Yeah, my local clone is some days behind Linus' latest tree. :)


> # echo 7 4 1 7 > /proc/sys/kernel/printk
> # ifup bond0
> bonding: bond0: setting mode to balance-rr (0).
> bonding: bond0: Setting MII monitoring interval to 1000.
> ADDRCONF(NETDEV_UP): bond0: link is not ready
> bonding: bond0: Adding slave eth4.
> bnx2 0000:10:00.0: eth4: using MSIX
> bonding: bond0: enslaving eth4 as an active interface with a down link.
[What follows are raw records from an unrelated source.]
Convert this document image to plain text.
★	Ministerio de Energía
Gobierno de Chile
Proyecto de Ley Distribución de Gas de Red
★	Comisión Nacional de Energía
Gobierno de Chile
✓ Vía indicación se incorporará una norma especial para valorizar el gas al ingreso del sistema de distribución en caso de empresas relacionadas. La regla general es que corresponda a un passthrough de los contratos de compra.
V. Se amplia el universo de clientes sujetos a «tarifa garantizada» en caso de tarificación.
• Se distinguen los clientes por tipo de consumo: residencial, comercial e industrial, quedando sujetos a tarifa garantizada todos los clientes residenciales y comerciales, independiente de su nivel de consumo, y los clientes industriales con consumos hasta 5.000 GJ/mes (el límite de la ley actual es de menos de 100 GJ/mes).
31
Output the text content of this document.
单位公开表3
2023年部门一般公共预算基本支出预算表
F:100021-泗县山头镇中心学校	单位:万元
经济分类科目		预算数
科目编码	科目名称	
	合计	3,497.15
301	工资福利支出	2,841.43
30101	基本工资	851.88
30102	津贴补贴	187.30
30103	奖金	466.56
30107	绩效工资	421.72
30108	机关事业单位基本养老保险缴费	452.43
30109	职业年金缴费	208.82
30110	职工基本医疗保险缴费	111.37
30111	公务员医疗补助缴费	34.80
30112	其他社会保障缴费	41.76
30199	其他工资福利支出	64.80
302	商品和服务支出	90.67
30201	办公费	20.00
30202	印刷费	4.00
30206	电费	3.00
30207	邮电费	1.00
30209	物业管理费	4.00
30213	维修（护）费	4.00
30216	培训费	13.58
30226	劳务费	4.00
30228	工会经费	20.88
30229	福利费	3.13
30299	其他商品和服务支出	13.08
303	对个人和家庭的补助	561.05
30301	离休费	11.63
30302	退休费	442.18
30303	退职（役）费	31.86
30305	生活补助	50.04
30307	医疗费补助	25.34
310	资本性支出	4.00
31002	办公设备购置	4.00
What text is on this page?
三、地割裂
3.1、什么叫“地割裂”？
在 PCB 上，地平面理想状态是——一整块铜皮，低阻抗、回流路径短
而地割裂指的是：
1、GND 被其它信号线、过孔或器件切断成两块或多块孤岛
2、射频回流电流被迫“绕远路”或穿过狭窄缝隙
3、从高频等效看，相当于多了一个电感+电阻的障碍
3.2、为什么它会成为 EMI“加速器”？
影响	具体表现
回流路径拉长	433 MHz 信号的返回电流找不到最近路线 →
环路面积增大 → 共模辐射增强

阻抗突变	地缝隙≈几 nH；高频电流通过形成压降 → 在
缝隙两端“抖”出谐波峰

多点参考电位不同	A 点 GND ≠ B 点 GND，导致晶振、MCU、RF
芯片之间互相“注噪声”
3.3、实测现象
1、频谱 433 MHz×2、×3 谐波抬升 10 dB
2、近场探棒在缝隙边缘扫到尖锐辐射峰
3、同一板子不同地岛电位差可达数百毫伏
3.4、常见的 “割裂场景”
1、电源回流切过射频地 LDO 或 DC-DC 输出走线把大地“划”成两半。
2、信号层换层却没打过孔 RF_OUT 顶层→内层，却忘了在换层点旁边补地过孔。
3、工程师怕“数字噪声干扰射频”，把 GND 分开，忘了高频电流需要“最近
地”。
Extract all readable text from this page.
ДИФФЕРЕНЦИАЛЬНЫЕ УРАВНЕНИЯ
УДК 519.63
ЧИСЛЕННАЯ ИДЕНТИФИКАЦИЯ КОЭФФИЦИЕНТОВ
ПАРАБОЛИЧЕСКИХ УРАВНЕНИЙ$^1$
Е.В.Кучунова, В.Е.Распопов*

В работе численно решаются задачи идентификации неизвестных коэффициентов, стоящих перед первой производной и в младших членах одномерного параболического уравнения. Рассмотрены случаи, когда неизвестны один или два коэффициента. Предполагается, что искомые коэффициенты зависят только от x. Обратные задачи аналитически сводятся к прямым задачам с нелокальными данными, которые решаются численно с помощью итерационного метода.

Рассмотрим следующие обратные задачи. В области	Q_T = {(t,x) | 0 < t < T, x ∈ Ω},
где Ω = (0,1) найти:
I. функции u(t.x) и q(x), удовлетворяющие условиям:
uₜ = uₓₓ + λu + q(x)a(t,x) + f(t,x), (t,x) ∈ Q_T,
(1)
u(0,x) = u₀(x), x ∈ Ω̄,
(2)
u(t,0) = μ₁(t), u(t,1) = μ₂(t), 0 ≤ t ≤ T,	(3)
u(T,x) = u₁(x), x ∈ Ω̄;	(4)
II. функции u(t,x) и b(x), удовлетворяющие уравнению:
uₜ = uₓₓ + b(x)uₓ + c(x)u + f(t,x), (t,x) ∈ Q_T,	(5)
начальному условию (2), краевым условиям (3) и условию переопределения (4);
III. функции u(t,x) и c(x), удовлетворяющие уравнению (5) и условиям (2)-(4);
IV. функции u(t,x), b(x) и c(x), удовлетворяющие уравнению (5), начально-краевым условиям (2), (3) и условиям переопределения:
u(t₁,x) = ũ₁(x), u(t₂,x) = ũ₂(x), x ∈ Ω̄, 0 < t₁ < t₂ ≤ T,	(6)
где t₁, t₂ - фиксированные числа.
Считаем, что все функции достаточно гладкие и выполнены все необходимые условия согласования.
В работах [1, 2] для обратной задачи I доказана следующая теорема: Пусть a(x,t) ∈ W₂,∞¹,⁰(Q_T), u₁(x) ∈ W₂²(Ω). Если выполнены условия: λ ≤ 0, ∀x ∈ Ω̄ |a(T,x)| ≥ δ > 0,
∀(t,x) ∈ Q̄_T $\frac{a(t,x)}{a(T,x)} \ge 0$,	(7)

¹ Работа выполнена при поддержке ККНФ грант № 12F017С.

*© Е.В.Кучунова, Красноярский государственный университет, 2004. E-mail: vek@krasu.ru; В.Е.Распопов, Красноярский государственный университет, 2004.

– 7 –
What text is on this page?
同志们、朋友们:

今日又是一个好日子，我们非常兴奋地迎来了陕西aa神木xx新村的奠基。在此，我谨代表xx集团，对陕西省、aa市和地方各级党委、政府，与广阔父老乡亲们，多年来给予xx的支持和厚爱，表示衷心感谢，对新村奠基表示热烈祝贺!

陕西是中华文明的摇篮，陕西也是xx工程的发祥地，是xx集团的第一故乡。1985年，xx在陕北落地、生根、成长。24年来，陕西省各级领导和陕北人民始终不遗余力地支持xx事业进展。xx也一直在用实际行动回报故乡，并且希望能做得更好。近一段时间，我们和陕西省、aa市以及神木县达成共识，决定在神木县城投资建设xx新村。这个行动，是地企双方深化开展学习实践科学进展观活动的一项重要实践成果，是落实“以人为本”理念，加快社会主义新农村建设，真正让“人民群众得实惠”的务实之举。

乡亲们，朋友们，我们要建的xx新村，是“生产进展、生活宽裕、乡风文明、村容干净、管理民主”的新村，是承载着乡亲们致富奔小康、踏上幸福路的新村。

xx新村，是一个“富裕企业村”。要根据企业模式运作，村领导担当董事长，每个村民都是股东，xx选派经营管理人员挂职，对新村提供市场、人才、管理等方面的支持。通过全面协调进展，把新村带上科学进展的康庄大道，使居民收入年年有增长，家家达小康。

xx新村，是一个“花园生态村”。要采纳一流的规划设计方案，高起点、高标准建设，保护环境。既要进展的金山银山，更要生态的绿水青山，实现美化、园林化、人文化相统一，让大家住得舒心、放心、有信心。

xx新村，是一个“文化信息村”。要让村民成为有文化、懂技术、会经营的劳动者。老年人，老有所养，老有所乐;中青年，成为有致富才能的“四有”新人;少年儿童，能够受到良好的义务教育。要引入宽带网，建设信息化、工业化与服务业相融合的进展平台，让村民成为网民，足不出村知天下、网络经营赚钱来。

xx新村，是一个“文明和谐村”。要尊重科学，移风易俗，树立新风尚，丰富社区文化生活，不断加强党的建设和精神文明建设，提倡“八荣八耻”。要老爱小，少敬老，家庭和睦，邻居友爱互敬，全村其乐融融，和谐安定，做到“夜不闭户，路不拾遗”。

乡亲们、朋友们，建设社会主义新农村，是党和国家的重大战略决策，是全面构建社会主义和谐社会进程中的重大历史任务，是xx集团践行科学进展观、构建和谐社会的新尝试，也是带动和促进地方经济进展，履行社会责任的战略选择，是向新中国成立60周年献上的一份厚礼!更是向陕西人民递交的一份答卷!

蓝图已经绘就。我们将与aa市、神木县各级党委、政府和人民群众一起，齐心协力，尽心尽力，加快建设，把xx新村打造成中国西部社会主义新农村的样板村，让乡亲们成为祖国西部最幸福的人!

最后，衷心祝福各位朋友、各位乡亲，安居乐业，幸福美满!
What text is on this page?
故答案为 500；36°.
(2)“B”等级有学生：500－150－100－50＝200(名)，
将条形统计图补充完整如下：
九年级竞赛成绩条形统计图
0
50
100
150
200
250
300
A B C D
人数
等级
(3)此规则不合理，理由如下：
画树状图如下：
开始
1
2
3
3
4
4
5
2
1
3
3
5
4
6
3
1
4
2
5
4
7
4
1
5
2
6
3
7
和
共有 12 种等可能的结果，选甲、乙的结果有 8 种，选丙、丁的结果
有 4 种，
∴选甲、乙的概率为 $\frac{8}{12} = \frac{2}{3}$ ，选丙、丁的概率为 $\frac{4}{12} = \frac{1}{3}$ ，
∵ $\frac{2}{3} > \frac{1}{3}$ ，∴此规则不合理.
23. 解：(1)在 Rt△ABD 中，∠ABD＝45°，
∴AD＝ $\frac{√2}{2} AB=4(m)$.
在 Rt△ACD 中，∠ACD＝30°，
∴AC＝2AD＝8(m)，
> bonding: bond0: Adding slave eth5.
> bnx2 0000:10:00.1: eth5: using MSIX
> bonding: bond0: enslaving eth5 as an active interface with a down link.
> bnx2 0000:10:00.0: eth4: NIC Copper Link is Up, 100 Mbps full duplex,
> receive & transmit flow control ON
> bonding: bond0: link status definitely up for interface eth4.
> ADDRCONF(NETDEV_CHANGE): bond0: link becomes ready
> bnx2 0000:10:00.1: eth5: NIC Copper Link is Up, 100 Mbps full duplex,
> receive & transmit flow control ON
> bond0: IPv6 duplicate address fe80::210:18ff:fe36:ad4 detected!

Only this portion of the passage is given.